Con un esfuerzo de voluntad, Zarza se arrancó a sí misma de la sala y de su quietud de víctima propiciatoria. Salió al pasillo y se dirigió, tanteando la pared, hacia el despacho de su padre. La puerta de la habitación seguía entornada, como la última vez, cuando tuvo miedo de entrar y salió huyendo. Dentro se atisbaba una negrura casi física, una densa masa de oscuridad. Zarza sintió que el pánico volvía a trepar por su interior, como una araña que sube hacia la garganta. Aspiró profundamente varias veces, sacó la pequeña linterna que Urbano le había dado y empujó la puerta con la punta de los dedos. El haz de luz chocó en primer lugar contra el gran ventanal de hojas correderas, cegado por la persiana rota. Zarza dio un paso titubeante. Se detuvo. Intentó serenarse. Dio dos pasitos más. Ahora estaba dentro del despacho. Agarrotada por la tensión, empezó a girar sobre sí misma, alumbrando la habitación con el foco. Polvo arremolinado en los rincones, paredes deslucidas, una mancha de humedad y al fondo, cerrada como siempre, la pequeña puerta que comunicaba el despacho con el salón. El cuarto se encontraba por completo vacío; no sólo no estaba la caja de música, sino que ni siquiera había ninguna de esas briznas de mobiliario que se desperdigaban por el resto de la casa como los despojos de un naufragio: el somier oxidado del dormitorio de la tata, el espejo picado de la sala, la silla en la cocina. Nada, en el despacho no había nada. Apagó la linterna y regresó a la sala, aliviada y confusa.

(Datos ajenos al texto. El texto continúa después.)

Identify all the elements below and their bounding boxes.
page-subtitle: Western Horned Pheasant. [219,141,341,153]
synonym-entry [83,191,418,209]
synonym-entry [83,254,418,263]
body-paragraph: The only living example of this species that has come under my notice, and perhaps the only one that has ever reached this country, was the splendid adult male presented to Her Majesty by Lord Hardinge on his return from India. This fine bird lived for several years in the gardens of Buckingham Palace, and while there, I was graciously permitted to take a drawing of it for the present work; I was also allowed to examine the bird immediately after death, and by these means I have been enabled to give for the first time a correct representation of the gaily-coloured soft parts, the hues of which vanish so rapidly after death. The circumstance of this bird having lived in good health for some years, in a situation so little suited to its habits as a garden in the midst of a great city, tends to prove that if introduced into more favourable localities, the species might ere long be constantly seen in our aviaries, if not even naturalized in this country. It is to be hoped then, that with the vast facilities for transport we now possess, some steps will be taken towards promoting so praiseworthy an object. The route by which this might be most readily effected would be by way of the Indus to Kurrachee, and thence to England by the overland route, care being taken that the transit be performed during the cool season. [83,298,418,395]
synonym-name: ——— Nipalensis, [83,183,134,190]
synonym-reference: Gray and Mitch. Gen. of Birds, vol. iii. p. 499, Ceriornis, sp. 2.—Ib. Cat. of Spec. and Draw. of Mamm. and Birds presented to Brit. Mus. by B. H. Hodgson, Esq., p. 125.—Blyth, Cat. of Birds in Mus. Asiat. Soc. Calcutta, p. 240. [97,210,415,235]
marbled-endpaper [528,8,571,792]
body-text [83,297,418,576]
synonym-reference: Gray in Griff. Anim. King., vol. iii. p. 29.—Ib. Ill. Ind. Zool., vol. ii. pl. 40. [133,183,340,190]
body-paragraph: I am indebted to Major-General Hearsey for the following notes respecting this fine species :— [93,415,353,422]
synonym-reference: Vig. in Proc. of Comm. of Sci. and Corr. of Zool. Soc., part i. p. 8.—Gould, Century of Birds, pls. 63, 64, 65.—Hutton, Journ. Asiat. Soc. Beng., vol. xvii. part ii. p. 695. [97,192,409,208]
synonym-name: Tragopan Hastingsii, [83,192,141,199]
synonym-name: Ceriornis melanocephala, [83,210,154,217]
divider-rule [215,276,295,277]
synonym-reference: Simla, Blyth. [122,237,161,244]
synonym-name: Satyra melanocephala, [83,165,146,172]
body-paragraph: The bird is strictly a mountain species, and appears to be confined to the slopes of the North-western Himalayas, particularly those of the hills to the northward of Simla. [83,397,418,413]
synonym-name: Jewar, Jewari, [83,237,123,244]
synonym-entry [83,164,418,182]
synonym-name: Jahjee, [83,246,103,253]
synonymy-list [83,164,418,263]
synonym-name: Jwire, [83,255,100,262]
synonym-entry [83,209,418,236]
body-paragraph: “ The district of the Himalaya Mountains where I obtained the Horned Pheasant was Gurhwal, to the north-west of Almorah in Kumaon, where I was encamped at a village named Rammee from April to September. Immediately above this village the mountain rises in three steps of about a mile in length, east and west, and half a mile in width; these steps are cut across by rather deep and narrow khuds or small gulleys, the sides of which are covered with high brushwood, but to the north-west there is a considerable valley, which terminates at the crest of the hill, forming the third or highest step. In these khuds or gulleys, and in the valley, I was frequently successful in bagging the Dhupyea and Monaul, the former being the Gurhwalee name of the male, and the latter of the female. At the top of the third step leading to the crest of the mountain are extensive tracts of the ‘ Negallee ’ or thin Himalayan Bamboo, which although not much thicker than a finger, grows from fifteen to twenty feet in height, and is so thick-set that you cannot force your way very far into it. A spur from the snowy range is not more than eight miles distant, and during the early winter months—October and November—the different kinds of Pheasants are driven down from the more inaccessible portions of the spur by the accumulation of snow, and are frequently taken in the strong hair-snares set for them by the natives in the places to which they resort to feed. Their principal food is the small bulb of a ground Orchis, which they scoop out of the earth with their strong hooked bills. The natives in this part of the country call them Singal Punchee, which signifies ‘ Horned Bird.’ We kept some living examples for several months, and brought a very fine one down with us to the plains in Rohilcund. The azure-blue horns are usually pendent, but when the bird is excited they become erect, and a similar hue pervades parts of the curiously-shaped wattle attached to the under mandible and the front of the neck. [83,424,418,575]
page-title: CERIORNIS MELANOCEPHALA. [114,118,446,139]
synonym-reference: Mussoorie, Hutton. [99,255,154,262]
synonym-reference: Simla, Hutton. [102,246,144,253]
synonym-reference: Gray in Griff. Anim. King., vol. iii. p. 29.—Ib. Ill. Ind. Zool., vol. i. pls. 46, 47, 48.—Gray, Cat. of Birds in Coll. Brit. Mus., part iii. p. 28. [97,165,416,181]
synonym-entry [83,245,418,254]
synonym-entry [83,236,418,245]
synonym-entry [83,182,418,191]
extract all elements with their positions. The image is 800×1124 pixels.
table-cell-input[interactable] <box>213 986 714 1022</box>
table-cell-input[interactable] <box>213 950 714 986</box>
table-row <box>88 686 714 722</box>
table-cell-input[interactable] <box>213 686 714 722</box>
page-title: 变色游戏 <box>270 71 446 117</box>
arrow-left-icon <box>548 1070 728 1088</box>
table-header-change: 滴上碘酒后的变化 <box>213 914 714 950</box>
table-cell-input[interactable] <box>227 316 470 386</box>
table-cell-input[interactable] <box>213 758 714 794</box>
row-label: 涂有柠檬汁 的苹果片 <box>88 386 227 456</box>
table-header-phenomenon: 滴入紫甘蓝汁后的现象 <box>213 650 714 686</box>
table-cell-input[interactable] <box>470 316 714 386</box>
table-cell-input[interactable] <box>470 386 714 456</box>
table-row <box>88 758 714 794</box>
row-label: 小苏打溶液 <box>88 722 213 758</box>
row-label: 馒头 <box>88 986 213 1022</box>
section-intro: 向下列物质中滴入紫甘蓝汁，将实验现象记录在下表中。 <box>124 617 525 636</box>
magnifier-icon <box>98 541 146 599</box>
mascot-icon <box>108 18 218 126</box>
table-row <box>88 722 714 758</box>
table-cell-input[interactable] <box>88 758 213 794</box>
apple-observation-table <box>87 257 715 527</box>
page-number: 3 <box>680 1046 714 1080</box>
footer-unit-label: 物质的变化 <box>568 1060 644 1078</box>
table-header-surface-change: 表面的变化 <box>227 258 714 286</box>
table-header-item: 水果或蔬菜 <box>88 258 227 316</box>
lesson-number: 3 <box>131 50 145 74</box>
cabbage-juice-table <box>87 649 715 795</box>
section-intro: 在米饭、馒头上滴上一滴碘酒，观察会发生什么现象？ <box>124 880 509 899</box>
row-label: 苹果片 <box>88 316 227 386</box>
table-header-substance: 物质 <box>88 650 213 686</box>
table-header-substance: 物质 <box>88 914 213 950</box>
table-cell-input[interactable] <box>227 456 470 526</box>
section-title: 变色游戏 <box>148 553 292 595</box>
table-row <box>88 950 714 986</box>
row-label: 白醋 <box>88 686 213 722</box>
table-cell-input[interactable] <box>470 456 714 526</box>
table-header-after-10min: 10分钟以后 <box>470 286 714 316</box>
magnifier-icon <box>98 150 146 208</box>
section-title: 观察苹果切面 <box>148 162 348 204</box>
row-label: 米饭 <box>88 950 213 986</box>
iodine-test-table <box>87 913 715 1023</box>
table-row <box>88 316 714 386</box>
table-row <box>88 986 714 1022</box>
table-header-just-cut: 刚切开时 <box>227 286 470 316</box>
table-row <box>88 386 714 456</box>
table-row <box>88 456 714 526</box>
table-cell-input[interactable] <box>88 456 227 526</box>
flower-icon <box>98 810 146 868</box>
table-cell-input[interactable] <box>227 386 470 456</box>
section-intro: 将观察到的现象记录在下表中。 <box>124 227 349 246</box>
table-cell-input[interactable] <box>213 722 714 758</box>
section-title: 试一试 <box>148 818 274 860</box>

Las ocho menos cinco. ¿Y si su hermano no viniera? La artificiosa luz de las farolas ponía un matiz de irrealidad en el entorno: la sala parecía un decorado, un forillo pintado en el que iba a tener lugar alguna representación poco importante. Sacó los billetes de su bolso, los contó y los colocó sobre la repisa de la chimenea. Quería que Nicolás viera que el dinero existía. Quería que pudiera cogerlo sin acercarse a ella. Su hermano, su demonio, su bersekir temible. Cada cual se construye su propio tormento.
La vida era dolor, pensó Zarza. La vida era una gota de crueldad entre tinieblas. El Tártaro era un infierno frío, un espacio lóbrego y siniestro. Hesíodo decía que era un enorme abismo: «"Horrendo, incluso para los dioses inmortales"». También la Blanca era un lugar glacial. Engañada por la falsa promesa de limpieza y orden que proporciona el frío, Zarza fue adentrándose en el territorio cristalizado de la Reina y terminó atrapada dentro de un témpano. Los hielos también queman y a Zarza se le abrasaron la dignidad, la esperanza y las venas. Recorrió todo el camino de su propia perdición hasta el final, hasta el mismo centro del infierno, el corazón del Tártaro.
Cuando fue ejecutado, Perry tenía veintisiete años. Colgado de su cuerda en el patíbulo, tardó dieciséis minutos en morir. Dicen los partidarios de la pena capital que el nudo de la horca desnuca al condenado, que la médula se daña y la muerte desciende piadosa e instantánea. Pero esto si que es un cuento tártaro, una mentira atroz, un engaño siniestro. Perry pataleó con sus piernas tullidas durante un largo rato y mientras tanto lo más probable es que la lengua se le hinchara, que tuviera una erección y que los ojos amenazaran con salir de sus órbitas. Hasta que al fin llegó la muerte bondadosa, la muerte que todo lo iguala y todo lo borra. Esa muerte que es como una lluvia fina y persistente que va lavando el mundo de las menudas vidas de los humanos.